Both generate and generateStream are wrapped with resilience patterns to handle transient failures from the inference service.

Circuit Breaker

ParameterValue
Failure threshold5 consecutive failures
Cooldown period30 seconds
Reset behaviorHalf-open after cooldown; first success closes the breaker
When the circuit breaker opens, all inference calls fail immediately with EnsembleError (status code 503) rather than attempting the HTTP request. This prevents a failing Ensemble service from consuming gateway resources with timeout-bound requests.
const breaker = yield* makeCircuitBreaker({ failureThreshold: 5, cooldownMs: 30_000 })

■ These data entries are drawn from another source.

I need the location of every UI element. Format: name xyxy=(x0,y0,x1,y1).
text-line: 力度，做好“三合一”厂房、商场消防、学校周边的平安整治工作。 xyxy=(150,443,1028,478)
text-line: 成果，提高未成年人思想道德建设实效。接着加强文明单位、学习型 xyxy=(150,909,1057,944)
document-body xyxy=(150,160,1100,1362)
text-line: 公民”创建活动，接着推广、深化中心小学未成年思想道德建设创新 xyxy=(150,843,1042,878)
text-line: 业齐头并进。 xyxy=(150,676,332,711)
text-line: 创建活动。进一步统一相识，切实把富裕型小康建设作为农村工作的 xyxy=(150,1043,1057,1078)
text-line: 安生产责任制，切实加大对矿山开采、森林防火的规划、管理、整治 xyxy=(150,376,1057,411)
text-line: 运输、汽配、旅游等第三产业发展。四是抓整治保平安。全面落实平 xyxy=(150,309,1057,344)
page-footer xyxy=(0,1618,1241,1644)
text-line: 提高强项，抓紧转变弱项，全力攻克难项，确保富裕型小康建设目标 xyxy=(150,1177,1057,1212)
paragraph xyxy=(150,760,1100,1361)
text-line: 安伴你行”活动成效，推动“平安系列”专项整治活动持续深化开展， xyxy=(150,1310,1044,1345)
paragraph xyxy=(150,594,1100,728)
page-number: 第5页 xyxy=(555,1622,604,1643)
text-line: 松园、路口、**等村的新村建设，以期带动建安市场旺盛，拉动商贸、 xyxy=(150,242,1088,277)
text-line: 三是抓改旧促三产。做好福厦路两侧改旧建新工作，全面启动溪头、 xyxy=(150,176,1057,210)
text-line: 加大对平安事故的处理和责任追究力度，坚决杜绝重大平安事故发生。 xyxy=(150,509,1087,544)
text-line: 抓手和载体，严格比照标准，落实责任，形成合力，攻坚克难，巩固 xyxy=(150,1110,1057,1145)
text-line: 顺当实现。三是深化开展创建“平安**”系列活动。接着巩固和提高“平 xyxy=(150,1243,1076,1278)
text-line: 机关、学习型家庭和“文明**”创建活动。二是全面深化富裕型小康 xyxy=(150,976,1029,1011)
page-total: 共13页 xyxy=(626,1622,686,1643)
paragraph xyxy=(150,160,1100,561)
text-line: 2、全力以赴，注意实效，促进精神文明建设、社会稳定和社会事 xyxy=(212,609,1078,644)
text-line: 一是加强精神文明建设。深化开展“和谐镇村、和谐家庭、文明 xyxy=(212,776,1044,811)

const wrapWithResilience = <A>(
  effect: Effect.Effect<A, EnsembleError>,
  breaker: CircuitBreaker,
): Effect.Effect<A, EnsembleError> =>
  breaker.execute(effect).pipe(
    Effect.retry(ensembleRetry),
    Effect.catchTag("CircuitBreakerOpen", (err: CircuitBreakerOpen) =>
      Effect.fail(new EnsembleError({ message: err.message, statusCode: 503 })),
    ),
  )

Exponential Retry

ParameterValue
Backoff schedule1s, 2s, 4s
Max retries2
Retries are applied after circuit breaker execution. If a request fails and the circuit breaker is still closed, the request is retried with exponential backoff. After 2 retries (3 total attempts), the error propagates.

Health Probe

The isHealthy property sends a GET request to {ENSEMBLE_URL}/health with a 2-second timeout:
const isHealthy: Effect.Effect<boolean> = Effect.tryPromise({
  try: () => fetch(`${ensembleUrl}/health`, { signal: AbortSignal.timeout(2000) }),
  catch: () => false as never,
}).pipe(
  Effect.map((res) => res.ok),
  Effect.catchAll(() => Effect.succeed(false)),
)
This probe is used by the gateway’s /health endpoint. If Ensemble is unreachable or returns a non-200 status, the health check reports Ensemble as degraded. Unlike Podium (which is critical), an unhealthy Ensemble degrades the overall health status but does not mark the gateway as unhealthy.

Usage Tracking

Ensemble usage is tracked through the gateway’s event system. When an agent consumes tokens during a turn, the gateway maps Podium’s usage events to two client-facing event types:

usage_update

Emitted per-inference call within a turn:
{
  "type": "usage_update",
  "sessionId": "...",
  "turnId": "...",
  "model": "claude-3.5-sonnet",
  "inputTokens": 1500,
  "outputTokens": 350,
  "cachedTokens": 200,
  "costMicroDollars": 4200,
  "seq": 42,
  "ts": 1709312400000
}
FieldDescription
modelThe model identifier used for this inference
inputTokensNumber of input tokens consumed
outputTokensNumber of output tokens generated
cachedTokensNumber of tokens served from cache
costMicroDollarsCost in micro-dollars (1/1,000,000 of a dollar)

usage_context

Emitted to report the agent’s context window utilization:
{
  "type": "usage_context",
  "sessionId": "...",
  "turnId": "...",
  "totalTokens": 45000,
  "maxTokens": 200000,
  "percentUsed": 22.5,
  "seq": 43,
  "ts": 1709312400000
}
FieldDescription
totalTokensTotal tokens currently in the context window
maxTokensMaximum context window size for the active model
percentUsedPercentage of context window consumed
Frontend clients use usage_context events to render a context window utilization indicator, helping users understand how much context capacity remains before the agent needs to summarize or truncate its working memory.